The value of sheltering yourself

I think I need to cut myself off from a certain type of social media. Maybe it’s going to be enough to just do it mentally…let me explain.

I’ve got projects to do. Personal, side projects. Things that I’ve come up with to learn stuff. They are not the best ideas in the world. They will not make a hole in a world. But it’s still important to finish them. I don’t want to be a quitter. I want to be a doer. And you can’t be a doer without finishing what you’ve started.

I have a bad habit of going on twitter and looking at the stuff other people make. Sometimes it’s good to get inspired like that. But most of the time it just makes you look at what you’re working on and get bored of it. Maybe you’ve had an idea that you liked at the beginning but, now that you’ve spent some time on it, it’s not so new/exciting/easy-to-do.

Or in my case, I’m worried that I’m learning the wrong thing. The way technology world works is that it’s constantly changing, programming languages are going in and out of style. Everybody makes you feel that you’re doing it wrong if you’re not using the same programming language, framework, or paradigm they are using. It makes sense—everybody wants to be on the wave of what’s popular.

It makes sense to just ignore that. There’s no way of predicting future. You just need to get your head down and finish your things. You will learn something even if you work on the wrong project, using the wrong stuff. The important thing is that you’ll learn something. And finish something.


This is probably something very obvious to a lot of people but I sometimes need this kind of talking-to even if it’s from myself. I’d love to hear you opinion on this, reach out to me either on email or @dvdkouril.

How not to look for bugs in your code

In the project at work I basically have data that I’m rendering with a very sophisticated rendering pipeline. I was not getting exactly correct results so this week I had to look into that. From my point of view, there were two parts where things could go wrong: the data loading or the sophisticated, complex, error-prone rendering routine. I’ve spent two days going through every single part of the rendering, making sure that everything does exactly what I need it to. Of course everything was fine. The problem was in a code which loads the data from a text file. At some point I thought that this might be the problem but I dismissed it because it was “too much work” to debug.

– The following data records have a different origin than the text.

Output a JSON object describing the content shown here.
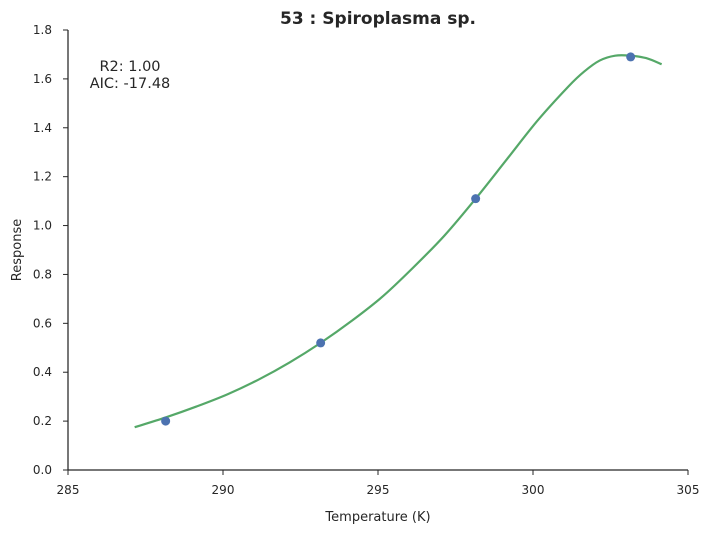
{
  "chart_data": {
    "type": "scatter",
    "title": "53 : Spiroplasma sp.",
    "xlabel": "Temperature (K)",
    "ylabel": "Response",
    "xlim": [
      285,
      305
    ],
    "ylim": [
      0.0,
      1.8
    ],
    "xticks": [
      285,
      290,
      295,
      300,
      305
    ],
    "yticks": [
      0.0,
      0.2,
      0.4,
      0.6,
      0.8,
      1.0,
      1.2,
      1.4,
      1.6,
      1.8
    ],
    "xtick_labels": [
      "285",
      "290",
      "295",
      "300",
      "305"
    ],
    "ytick_labels": [
      "0.0",
      "0.2",
      "0.4",
      "0.6",
      "0.8",
      "1.0",
      "1.2",
      "1.4",
      "1.6",
      "1.8"
    ],
    "annotations": [
      "R2: 1.00",
      "AIC: -17.48"
    ],
    "series": [
      {
        "type": "scatter",
        "color": "#4c72b0",
        "x": [
          288.15,
          293.15,
          298.15,
          303.15
        ],
        "y": [
          0.2,
          0.52,
          1.11,
          1.69
        ]
      },
      {
        "type": "line",
        "color": "#55a868",
        "x": [
          287.15,
          288.15,
          289.15,
          290.15,
          291.15,
          292.15,
          293.15,
          294.15,
          295.15,
          296.15,
          297.15,
          298.15,
          299.15,
          300.15,
          301.15,
          301.65,
          302.15,
          302.65,
          303.15,
          303.65,
          304.15
        ],
        "y": [
          0.175,
          0.215,
          0.26,
          0.31,
          0.37,
          0.44,
          0.52,
          0.61,
          0.71,
          0.83,
          0.96,
          1.11,
          1.27,
          1.43,
          1.57,
          1.63,
          1.675,
          1.695,
          1.695,
          1.685,
          1.66
        ]
      }
    ],
    "grid": false,
    "legend": "none"
  }
}
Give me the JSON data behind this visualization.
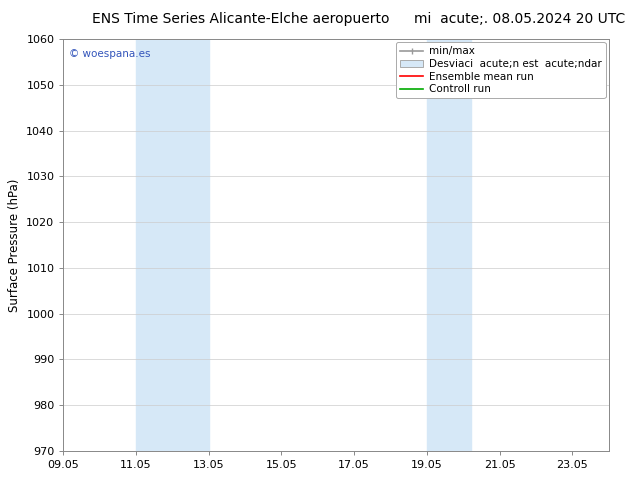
{
  "title_left": "ENS Time Series Alicante-Elche aeropuerto",
  "title_right": "mi  acute;. 08.05.2024 20 UTC",
  "ylabel": "Surface Pressure (hPa)",
  "ylim": [
    970,
    1060
  ],
  "yticks": [
    970,
    980,
    990,
    1000,
    1010,
    1020,
    1030,
    1040,
    1050,
    1060
  ],
  "xlim_start": 9.05,
  "xlim_end": 24.05,
  "xticks": [
    9.05,
    11.05,
    13.05,
    15.05,
    17.05,
    19.05,
    21.05,
    23.05
  ],
  "xtick_labels": [
    "09.05",
    "11.05",
    "13.05",
    "15.05",
    "17.05",
    "19.05",
    "21.05",
    "23.05"
  ],
  "shaded_bands": [
    {
      "x_start": 11.05,
      "x_end": 13.05
    },
    {
      "x_start": 19.05,
      "x_end": 20.25
    }
  ],
  "shade_color": "#d6e8f7",
  "background_color": "#ffffff",
  "watermark_text": "© woespana.es",
  "watermark_color": "#3355bb",
  "legend_minmax_color": "#999999",
  "legend_std_color": "#d6e8f7",
  "legend_ensemble_color": "#ff0000",
  "legend_control_color": "#00aa00",
  "legend_label_minmax": "min/max",
  "legend_label_std": "Desviaci  acute;n est  acute;ndar",
  "legend_label_ensemble": "Ensemble mean run",
  "legend_label_control": "Controll run",
  "title_fontsize": 10,
  "axis_fontsize": 8.5,
  "tick_fontsize": 8,
  "legend_fontsize": 7.5
}
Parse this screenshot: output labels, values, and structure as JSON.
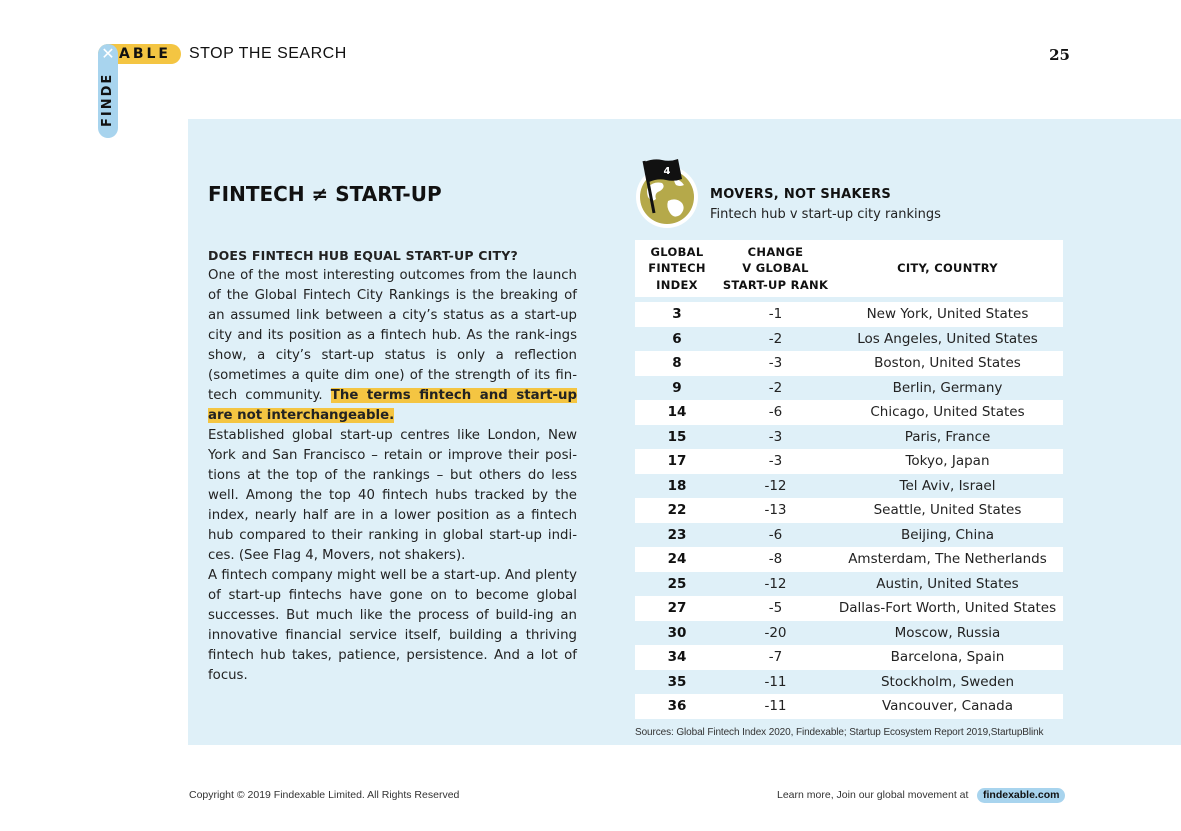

It was just a gentle reminder of how much I still have to learn. Sometimes I get really hyped up and I’m excited to deliver things. But then I get stuck for few days on one thing and I’m reminded how hard software development actually is. It kinda makes me appreciate higher-level programming languages and other people’s libraries.

I was at my colleague’s “proficiency evaluation” this Friday. It’s a new kind of exam at TU Wien for PhD students. You are supposed to do it some where in the middle of your PhD and basically you show what you’ve already done and what’s your plan for the rest of the PhD. He was the first one to do it in the Vis Group and even though he passed, it wasn’t 100%. I took a lot of notes and I’m going to make sure that I have a better plan for my PhD.

This week were also notifications for IEEE Vis 2017 conference and quite a few papers got through! The one that I was participating on too! That’s good news because more people are going to go to Phoenix this autumn.